Makrifat Taubat
Makna taubat itu berasal dari akar kata taba, yang artinya kembali. Ketika kita berbuat dosa, kita semakin menjauh dari Tuhan. Sehingga kita mesti bertaubat untuk kembali kepada-Nya.
Salah satu sifat Tuhan adalah Tawwab, yang berati Maha Kembali, yang bermakna bahwa Tuhan lebih dahulu mendekat, dengan menggerakkan hati kita untuk bertaubat dan kembali kepada-Nya. Betapa besar Karunia dan Kasih Sayang-Nya, meskipun kita berbuat dosa, namun Tuhan terlebih dahulu mendekat, sebelum kita bertaubat. Ketika Adam melanggar larangan-Nya, Tuhan mengajarkan kalimat:
“Ya Tuhan kami, kami telah menzalimi diri kami sendiri. Jika Engkau tidak mengampuni kami dan memberi rahmat kepada kami, niscaya kami termasuk orang-orang yang rugi” (QS. Al-Araf [7]: 23).
Tuhan terlebih dahulu mendekat (taubat) kepada Adam, dengan mengajarkan Adam kalimat untuk bertaubat. Bertaubatlah setiap waktu, selagi masih ada kesempatan untuk kembali kepada-Nya. ” …dan barangsiapa yang belum bertaubat maka mereka adalah orang-orang yang zalim” (QS. Al Hujurat [49]:11)
Dengan bertaubat kita terlepas dari predikat sebagai orang yang zalim. Taubat mesti dilakukan oleh setiap manusia, sesuai maqam atau martabatnya. Taubat dilakukan oleh para pendosa yang jelas melanggar perintah-Nya, maupun oleh para wali, bahkan oleh Nabi sendiri. Namun taubat mereka berbeda tingkatannya.
Nabi bersabda, “Amal seseorang tidak akan membuatnya masuk surga.” Lalu sahabat bertanya, “Engkau juga tidak wahai Rasulullah?” Beliau menjawab, “Aku pun tidak. Semua hanyalah karena karunia dan rahmat Allah” (HR. Bukhari dan Muslim).
Hadis ini menunjukkan bahwa setiap manusia sesungguhnya punya dosa. Bahkan Nabi yang diyakini sebagai ma’shum, disebut dalam Al-Qur’an tetap perlu memohon ampun atas “dosa”-nya.
“Maka ketahuilah, bahwa tidak ada tuhan selain Allah dan mohonlah ampunan atas dosamu…(QS. Muhammad [47]:11).
“Supaya Allah memberi ampunan kepadamu (terhadap dosamu yang telah lalu dan yang akan datang…) (QS. Al-Fath [48]: 2).
Nabi sendiri selalu beristighfar 100 kali sehari untuk bertaubat.

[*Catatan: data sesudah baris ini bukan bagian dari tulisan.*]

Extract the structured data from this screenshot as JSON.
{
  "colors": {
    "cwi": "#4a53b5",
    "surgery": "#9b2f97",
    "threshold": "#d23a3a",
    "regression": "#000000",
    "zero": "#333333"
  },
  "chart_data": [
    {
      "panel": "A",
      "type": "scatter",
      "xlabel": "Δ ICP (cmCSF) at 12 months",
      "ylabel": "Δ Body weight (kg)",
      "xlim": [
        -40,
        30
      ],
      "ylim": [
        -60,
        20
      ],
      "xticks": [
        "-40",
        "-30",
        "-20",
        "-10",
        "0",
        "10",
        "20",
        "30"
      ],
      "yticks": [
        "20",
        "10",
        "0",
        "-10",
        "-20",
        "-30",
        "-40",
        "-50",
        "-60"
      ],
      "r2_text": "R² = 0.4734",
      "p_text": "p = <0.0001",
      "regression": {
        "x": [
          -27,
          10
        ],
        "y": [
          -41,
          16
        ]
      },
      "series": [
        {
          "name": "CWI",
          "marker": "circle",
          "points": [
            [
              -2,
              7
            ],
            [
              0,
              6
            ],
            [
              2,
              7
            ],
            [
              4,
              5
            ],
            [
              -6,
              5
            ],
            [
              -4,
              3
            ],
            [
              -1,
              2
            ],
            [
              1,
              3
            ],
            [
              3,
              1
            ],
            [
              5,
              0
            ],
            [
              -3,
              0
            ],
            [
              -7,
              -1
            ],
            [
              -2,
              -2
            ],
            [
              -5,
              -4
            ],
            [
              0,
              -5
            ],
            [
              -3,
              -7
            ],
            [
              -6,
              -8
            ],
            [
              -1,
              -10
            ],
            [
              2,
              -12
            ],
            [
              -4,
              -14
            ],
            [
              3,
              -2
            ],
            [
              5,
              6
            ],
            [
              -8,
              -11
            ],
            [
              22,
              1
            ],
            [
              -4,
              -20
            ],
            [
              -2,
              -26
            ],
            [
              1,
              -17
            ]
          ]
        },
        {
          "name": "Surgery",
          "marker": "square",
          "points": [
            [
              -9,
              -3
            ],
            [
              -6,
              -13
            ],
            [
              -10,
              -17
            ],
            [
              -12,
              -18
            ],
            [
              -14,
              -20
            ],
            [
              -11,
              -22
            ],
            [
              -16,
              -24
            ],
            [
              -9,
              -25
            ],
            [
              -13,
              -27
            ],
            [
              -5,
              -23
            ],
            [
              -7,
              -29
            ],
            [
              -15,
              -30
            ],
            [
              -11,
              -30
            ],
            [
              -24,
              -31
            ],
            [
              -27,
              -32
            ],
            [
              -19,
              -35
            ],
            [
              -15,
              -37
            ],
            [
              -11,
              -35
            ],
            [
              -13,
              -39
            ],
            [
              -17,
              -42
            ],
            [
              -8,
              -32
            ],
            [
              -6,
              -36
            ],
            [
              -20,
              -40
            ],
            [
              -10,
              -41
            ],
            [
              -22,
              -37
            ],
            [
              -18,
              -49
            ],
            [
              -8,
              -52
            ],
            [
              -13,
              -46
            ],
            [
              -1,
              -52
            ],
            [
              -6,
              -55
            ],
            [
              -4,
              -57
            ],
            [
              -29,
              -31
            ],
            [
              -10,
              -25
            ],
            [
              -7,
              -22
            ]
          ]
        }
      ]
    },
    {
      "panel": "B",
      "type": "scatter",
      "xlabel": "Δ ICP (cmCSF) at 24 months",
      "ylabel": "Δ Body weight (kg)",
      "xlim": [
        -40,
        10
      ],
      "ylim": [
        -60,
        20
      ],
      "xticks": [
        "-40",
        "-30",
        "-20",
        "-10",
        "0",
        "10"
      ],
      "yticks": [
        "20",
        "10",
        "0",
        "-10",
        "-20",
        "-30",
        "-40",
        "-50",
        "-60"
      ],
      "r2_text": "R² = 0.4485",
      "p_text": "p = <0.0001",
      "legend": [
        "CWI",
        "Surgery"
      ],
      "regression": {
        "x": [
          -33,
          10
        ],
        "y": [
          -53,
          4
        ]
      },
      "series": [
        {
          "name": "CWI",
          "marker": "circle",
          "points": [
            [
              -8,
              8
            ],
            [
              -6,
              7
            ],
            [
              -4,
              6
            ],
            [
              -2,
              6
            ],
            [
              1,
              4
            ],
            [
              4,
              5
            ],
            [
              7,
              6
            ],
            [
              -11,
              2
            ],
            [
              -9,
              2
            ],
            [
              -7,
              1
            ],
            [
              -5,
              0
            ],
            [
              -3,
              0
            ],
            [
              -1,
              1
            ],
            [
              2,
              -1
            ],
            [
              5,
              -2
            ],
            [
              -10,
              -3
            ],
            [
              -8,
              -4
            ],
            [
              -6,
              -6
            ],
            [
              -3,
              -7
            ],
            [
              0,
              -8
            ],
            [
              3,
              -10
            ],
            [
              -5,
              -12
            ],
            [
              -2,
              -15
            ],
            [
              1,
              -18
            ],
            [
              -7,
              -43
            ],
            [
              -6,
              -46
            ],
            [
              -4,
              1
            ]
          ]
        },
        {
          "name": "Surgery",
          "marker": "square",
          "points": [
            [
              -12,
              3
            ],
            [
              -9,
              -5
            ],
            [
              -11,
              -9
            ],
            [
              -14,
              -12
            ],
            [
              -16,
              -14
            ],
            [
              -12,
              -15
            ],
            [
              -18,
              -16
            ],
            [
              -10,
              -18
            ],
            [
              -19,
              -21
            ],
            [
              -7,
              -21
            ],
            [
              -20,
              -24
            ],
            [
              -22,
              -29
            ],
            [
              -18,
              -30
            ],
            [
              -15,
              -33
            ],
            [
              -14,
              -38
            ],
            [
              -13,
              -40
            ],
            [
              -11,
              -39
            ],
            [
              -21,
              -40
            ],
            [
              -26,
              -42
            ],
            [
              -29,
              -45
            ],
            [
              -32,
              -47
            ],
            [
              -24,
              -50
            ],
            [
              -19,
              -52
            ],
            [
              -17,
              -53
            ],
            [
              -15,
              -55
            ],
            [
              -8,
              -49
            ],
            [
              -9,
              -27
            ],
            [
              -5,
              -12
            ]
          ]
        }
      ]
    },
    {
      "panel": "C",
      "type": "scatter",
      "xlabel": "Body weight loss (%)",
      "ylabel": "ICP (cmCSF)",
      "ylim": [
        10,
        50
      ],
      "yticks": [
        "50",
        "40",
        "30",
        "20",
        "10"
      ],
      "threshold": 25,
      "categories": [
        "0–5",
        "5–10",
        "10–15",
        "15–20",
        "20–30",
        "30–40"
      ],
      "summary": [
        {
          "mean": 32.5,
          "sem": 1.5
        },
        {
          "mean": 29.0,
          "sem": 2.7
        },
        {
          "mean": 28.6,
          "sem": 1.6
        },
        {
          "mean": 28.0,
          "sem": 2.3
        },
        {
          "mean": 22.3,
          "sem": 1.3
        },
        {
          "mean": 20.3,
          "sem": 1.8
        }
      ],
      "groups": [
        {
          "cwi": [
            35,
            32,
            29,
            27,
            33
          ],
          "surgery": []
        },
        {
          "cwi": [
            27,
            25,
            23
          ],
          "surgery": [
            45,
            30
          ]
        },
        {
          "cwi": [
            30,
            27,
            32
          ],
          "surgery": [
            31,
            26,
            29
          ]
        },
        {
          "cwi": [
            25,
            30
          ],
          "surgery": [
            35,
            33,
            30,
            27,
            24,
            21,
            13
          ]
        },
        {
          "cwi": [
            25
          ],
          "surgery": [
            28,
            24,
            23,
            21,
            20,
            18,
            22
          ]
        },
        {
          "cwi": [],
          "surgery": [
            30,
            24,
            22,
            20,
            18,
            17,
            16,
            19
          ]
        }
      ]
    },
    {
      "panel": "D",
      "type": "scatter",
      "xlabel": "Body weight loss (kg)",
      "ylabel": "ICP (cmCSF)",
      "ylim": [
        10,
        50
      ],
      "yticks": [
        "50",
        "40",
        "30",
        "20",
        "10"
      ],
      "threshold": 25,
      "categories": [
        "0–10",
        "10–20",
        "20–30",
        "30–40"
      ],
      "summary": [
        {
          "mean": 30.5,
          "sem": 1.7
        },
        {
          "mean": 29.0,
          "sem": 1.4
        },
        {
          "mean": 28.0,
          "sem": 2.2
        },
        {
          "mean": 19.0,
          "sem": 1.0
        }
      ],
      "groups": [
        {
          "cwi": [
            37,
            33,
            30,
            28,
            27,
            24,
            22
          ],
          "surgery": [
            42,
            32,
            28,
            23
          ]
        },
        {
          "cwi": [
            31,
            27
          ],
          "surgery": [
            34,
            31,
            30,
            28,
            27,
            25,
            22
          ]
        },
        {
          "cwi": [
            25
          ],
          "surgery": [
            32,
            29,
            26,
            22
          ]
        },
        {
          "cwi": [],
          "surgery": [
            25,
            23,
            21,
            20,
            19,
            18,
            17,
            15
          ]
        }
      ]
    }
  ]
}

Namun taubat para wali dan nabi berbeda dengan taubat kita orang awam. Bila kita bertaubat untuk memohon ampun atas dosa yang telah kita perbuat, maka para wali bertaubat karena sebagai manusia ada saat-saat mereka sedikit lalai dalam mengingat-Nya. Sedangkan nabi bertaubat memohon ampun karena sebagai manusia beliau merasa tidak mampu memuji-Nya sebagaimana Dia selayaknya dipuji.
Manusia adalah makhluk yang betapapun juga tidaklah sempurna. Ketidaksempurnaan itu adalah bawaan dan kodrat manusia yang tidak bisa dihindari. Ini membawa konsekuensi yaitu semacam dosa bawaan di luar kendali manusia. Ini juga menjelaskan mengapa dosa dalam Al-Quran disebut “dzanb” yang bermakna ekor. Bahwa ekor selalu melekat pada pemiliknya, sebagai bawaan sejak lahir, dan akan ikut ke mana pun si pemilik berada. Maka, bertaubat adalah bagian dari jalan manusia menuju kesempurnaan, demi menghilangkan ketidaksempurnaan bawaan itu. Bertaubatlah setiap waktu, selagi masih diberi kesempatan untuk kembali kepada-Nya.